23-11-2024 04:57 AM Jerusalem Timing

Première visite officielle de Raul Castro en France

Première visite officielle de Raul Castro en France

« L’embargo américain n’est pas le principal obstacle, mais l’absence de sécurité juridique et le flou sur le droit de propriété ».

Pour la première fois, le drapeau cubain flotte sur les Champs-Elysées. Lorsque Fidel Castro avait été embrassé par Danielle Mitterrand sur le perron de l’Elysée, en 1995, sa présence dans le cadre d’une visite non officielle avait été jugée embarrassante. La « diplomatie économique » prime désormais et Raul Castro sera accueilli avec tous les honneurs d’une visite d’Etat, lundi 1er février. François Hollande avait été le premier chef d’Etat européen à se précipiter à La Havane, en mai 2015, dans la foulée de la normalisation des relations de l’île des Caraïbes avec les Etats-Unis, scellée en décembre 2014.

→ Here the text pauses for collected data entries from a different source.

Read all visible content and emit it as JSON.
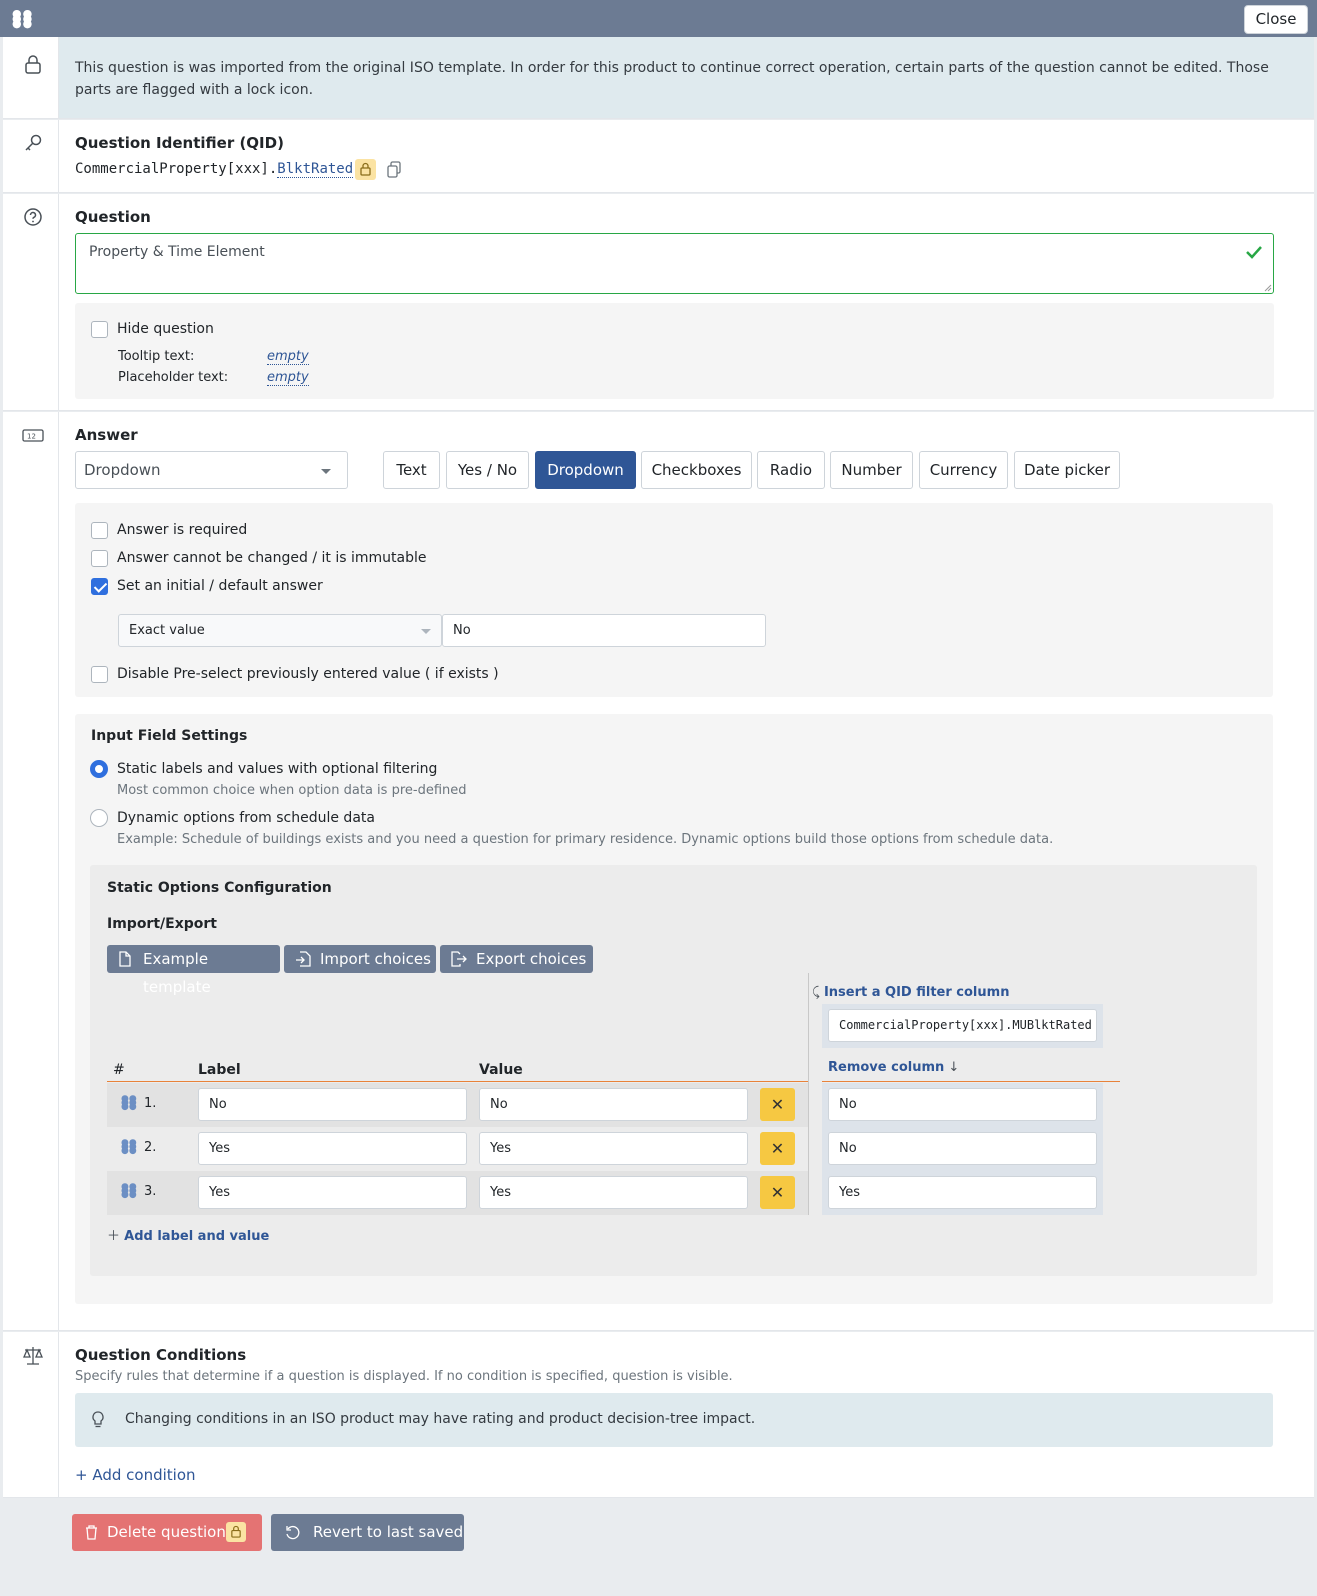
{
  "window": {
    "close_label": "Close"
  },
  "notice": {
    "text": "This question is was imported from the original ISO template. In order for this product to continue correct operation, certain parts of the question cannot be edited. Those parts are flagged with a lock icon."
  },
  "qid": {
    "title": "Question Identifier (QID)",
    "prefix": "CommercialProperty[xxx].",
    "suffix": "BlktRated"
  },
  "question": {
    "title": "Question",
    "value": "Property & Time Element",
    "hide_label": "Hide question",
    "tooltip_label": "Tooltip text:",
    "tooltip_value": "empty",
    "placeholder_label": "Placeholder text:",
    "placeholder_value": "empty"
  },
  "answer": {
    "title": "Answer",
    "selected_type": "Dropdown",
    "types": [
      "Text",
      "Yes / No",
      "Dropdown",
      "Checkboxes",
      "Radio",
      "Number",
      "Currency",
      "Date picker"
    ],
    "required_label": "Answer is required",
    "immutable_label": "Answer cannot be changed / it is immutable",
    "default_label": "Set an initial / default answer",
    "default_mode": "Exact value",
    "default_value": "No",
    "disable_preselect_label": "Disable Pre-select previously entered value ( if exists )"
  },
  "input_settings": {
    "title": "Input Field Settings",
    "static_label": "Static labels and values with optional filtering",
    "static_hint": "Most common choice when option data is pre-defined",
    "dynamic_label": "Dynamic options from schedule data",
    "dynamic_hint": "Example: Schedule of buildings exists and you need a question for primary residence. Dynamic options build those options from schedule data."
  },
  "static_config": {
    "title": "Static Options Configuration",
    "import_export": "Import/Export",
    "example_btn": "Example template",
    "import_btn": "Import choices",
    "export_btn": "Export choices",
    "insert_filter": "Insert a QID filter column",
    "filter_qid": "CommercialProperty[xxx].MUBlktRated",
    "remove_column": "Remove column",
    "col_hash": "#",
    "col_label": "Label",
    "col_value": "Value",
    "rows": [
      {
        "num": "1.",
        "label": "No",
        "value": "No",
        "filter": "No"
      },
      {
        "num": "2.",
        "label": "Yes",
        "value": "Yes",
        "filter": "No"
      },
      {
        "num": "3.",
        "label": "Yes",
        "value": "Yes",
        "filter": "Yes"
      }
    ],
    "add_label": "Add label and value"
  },
  "conditions": {
    "title": "Question Conditions",
    "subtitle": "Specify rules that determine if a question is displayed. If no condition is specified, question is visible.",
    "tip": "Changing conditions in an ISO product may have rating and product decision-tree impact.",
    "add": "+ Add condition"
  },
  "footer": {
    "delete_label": "Delete question",
    "revert_label": "Revert to last saved"
  },
  "colors": {
    "accent": "#2f5696",
    "topbar": "#6c7b93",
    "danger": "#e47373",
    "warning": "#f6c842",
    "success": "#28a745"
  }
}
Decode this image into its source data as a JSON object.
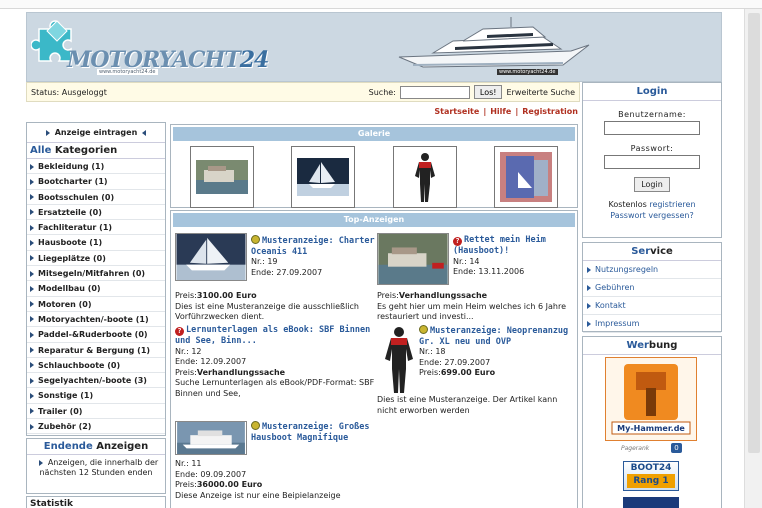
{
  "site": {
    "logo_text": "MOTORYACHT",
    "logo_number": "24",
    "logo_subtext": "www.motoryacht24.de",
    "yacht_caption": "www.motoryacht24.de"
  },
  "statusbar": {
    "status_text": "Status: Ausgeloggt",
    "search_label": "Suche:",
    "search_value": "",
    "search_button": "Los!",
    "extended_search": "Erweiterte Suche"
  },
  "nav": {
    "items": [
      "Startseite",
      "Hilfe",
      "Registration"
    ]
  },
  "left": {
    "post_ad": "Anzeige eintragen",
    "categories_head_1": "Alle",
    "categories_head_2": "Kategorien",
    "categories": [
      "Bekleidung (1)",
      "Bootcharter (1)",
      "Bootsschulen (0)",
      "Ersatzteile (0)",
      "Fachliteratur (1)",
      "Hausboote (1)",
      "Liegeplätze (0)",
      "Mitsegeln/Mitfahren (0)",
      "Modellbau (0)",
      "Motoren (0)",
      "Motoryachten/-boote (1)",
      "Paddel-&Ruderboote (0)",
      "Reparatur & Bergung (1)",
      "Schlauchboote (0)",
      "Segelyachten/-boote (3)",
      "Sonstige (1)",
      "Trailer (0)",
      "Zubehör (2)"
    ],
    "ending_head_1": "Endende",
    "ending_head_2": "Anzeigen",
    "ending_text": "Anzeigen, die innerhalb der nächsten 12 Stunden enden",
    "stats_head": "Statistik"
  },
  "gallery": {
    "title": "Galerie"
  },
  "top_ads": {
    "title": "Top-Anzeigen",
    "ads": [
      {
        "title": "Musteranzeige: Charter Oceanis 411",
        "nr": "Nr.: 19",
        "end": "Ende: 27.09.2007",
        "price_label": "Preis:",
        "price": "3100.00 Euro",
        "desc": "Dies ist eine Musteranzeige die ausschließlich Vorführzwecken dient."
      },
      {
        "title": "Rettet mein Heim (Hausboot)!",
        "nr": "Nr.: 14",
        "end": "Ende: 13.11.2006",
        "price_label": "Preis:",
        "price": "Verhandlungssache",
        "desc": "Es geht hier um mein Heim welches ich 6 Jahre restauriert und investi..."
      },
      {
        "title": "Lernunterlagen als eBook: SBF Binnen und See, Binn...",
        "nr": "Nr.: 12",
        "end": "Ende: 12.09.2007",
        "price_label": "Preis:",
        "price": "Verhandlungssache",
        "desc": "Suche Lernunterlagen als eBook/PDF-Format: SBF Binnen und See,"
      },
      {
        "title": "Musteranzeige: Neoprenanzug Gr. XL neu und OVP",
        "nr": "Nr.: 18",
        "end": "Ende: 27.09.2007",
        "price_label": "Preis:",
        "price": "699.00 Euro",
        "desc": "Dies ist eine Musteranzeige. Der Artikel kann nicht erworben werden"
      },
      {
        "title": "Musteranzeige: Großes Hausboot Magnifique",
        "nr": "Nr.: 11",
        "end": "Ende: 09.09.2007",
        "price_label": "Preis:",
        "price": "36000.00 Euro",
        "desc": "Diese Anzeige ist nur eine Beipielanzeige"
      }
    ]
  },
  "login": {
    "head": "Login",
    "username_label": "Benutzername:",
    "password_label": "Passwort:",
    "button": "Login",
    "free_text": "Kostenlos",
    "register_link": "registrieren",
    "forgot_link": "Passwort vergessen?"
  },
  "service": {
    "head_1": "Ser",
    "head_2": "vice",
    "items": [
      "Nutzungsregeln",
      "Gebühren",
      "Kontakt",
      "Impressum"
    ]
  },
  "werbung": {
    "head_1": "Wer",
    "head_2": "bung",
    "myhammer_text": "My-Hammer.de",
    "pagerank_label": "Pagerank",
    "pagerank_value": "0",
    "boot24_title": "BOOT24",
    "boot24_rank": "Rang 1"
  },
  "colors": {
    "bar": "#a6c4dc",
    "link": "#2a5a9a",
    "nav": "#b03020",
    "status_bg": "#fffbe6"
  }
}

Lors de cette visite, Paris espère capitaliser sur l’accord trouvé le 12 décembre 2015 entre le Club de Paris, présidé par la France, et Cuba sur la restructuration de 16 milliards de dollars (14,7 milliards d’euros) de dettes pour lesquelles La Havane avait fait défaut en 1986. Le pays traînait cette ardoise comme un boulet, ne pouvant emprunter.

La Russie, la première, avait décidé, en 2014, de passer par profits et pertes 90 % de ses créances, estimées à 35 milliards de dollars. Les sommes dues aux pays occidentaux et au Japon, réunis au sein du Club de Paris, s’élevaient à 11,9 milliards de dollars, dont 4,6 milliards pour la France. En décembre, les bailleurs ont renoncé aux intérêts de retard. Les Français ont ensuite engagé une négociation bilatérale sur le principal de leur créance, soit 360 millions d’euros, avec l’idée de réinjecter ce montant dans des projets de développement à Cuba susceptibles d’intéresser des entreprises tricolores.

Une feuille de route devrait être établie pendant la visite de Castro. La première mesure portera sur l’installation d’une antenne de l’Agence française de développement (AFD) à La Havane. Les Cubains ont des besoins en infrastructure et en logistique qui pourraient attirer les sociétés de l’Hexagone. Sont concernés le réseau d’assainissement de La Havane, très mal entretenu depuis un demi-siècle, et les transports publics – la SNCF a d’ores et déjà procédé à un premier examen de l’état du chemin de fer qui traverse l’île. Et les entreprises présentes ne demandent qu’à voir croître leur activité.

Pas encore le paradis des affaires

Total songe à produire le bitume dont les routes et les rues de Cuba ont un grand besoin.
Mais, malgré ses atouts, l’île n’est pas encore le paradis des affaires. Sur le port de Mariel, le méga-projet financé et mis en œuvre par le groupe brésilien Odebrecht – il est assorti d’une « zone spéciale de développement » – tarde à attirer des entreprises. Une dizaine seulement aurait franchi le pas. Les installations portuaires ont bien été inaugurées en 2012, mais les cargos ne se bousculent pas. L’adoption d’une nouvelle loi, en 2014, pour les investissements étrangers et la présentation d’un portefeuille d’opportunités à destination des intéressés n’ont pas suscité la ruée.

Résultat : depuis que Raul Castro est aux commandes de l’île (2006), la croissance annuelle moyenne n’a guère dépassé 2,8 %, avec une progression de seulement 0,6 % dans l’agriculture. Cette situation explique les pénuries que subit le pays et sa dépendance aux importations, un phénomène qui affecte le secteur hôtelier.

L’île a besoin de 8 milliards de dollars pour assurer son décollage économique

Rodrigo Malmierca, le ministre du commerce extérieur et de l’investissement étranger, estime que l’île a besoin de 8 milliards de dollars pour assurer son décollage économique. « L’embargo américain n’est pas le principal obstacle, mais l’absence de sécurité juridique et le flou sur le droit de propriété » sont autant d’obstacles, explique un entrepreneur européen sous couvert d’anonymat.

L’opacité des comptes publics et des réserves de la banque centrale ne favorise pas davantage la confiance. Le problème est plus général. « L’ONG Reporters sans frontières [RSF] enjoint François Hollande de ne pas esquiver la question fondamentale de la liberté de la presse lors de ses échanges avec Raul Castro », a lancé de son côté Emmanuel Colombié, chef du bureau Amérique latine de RSF. La Havane peine à rompre avec ses vieux démons.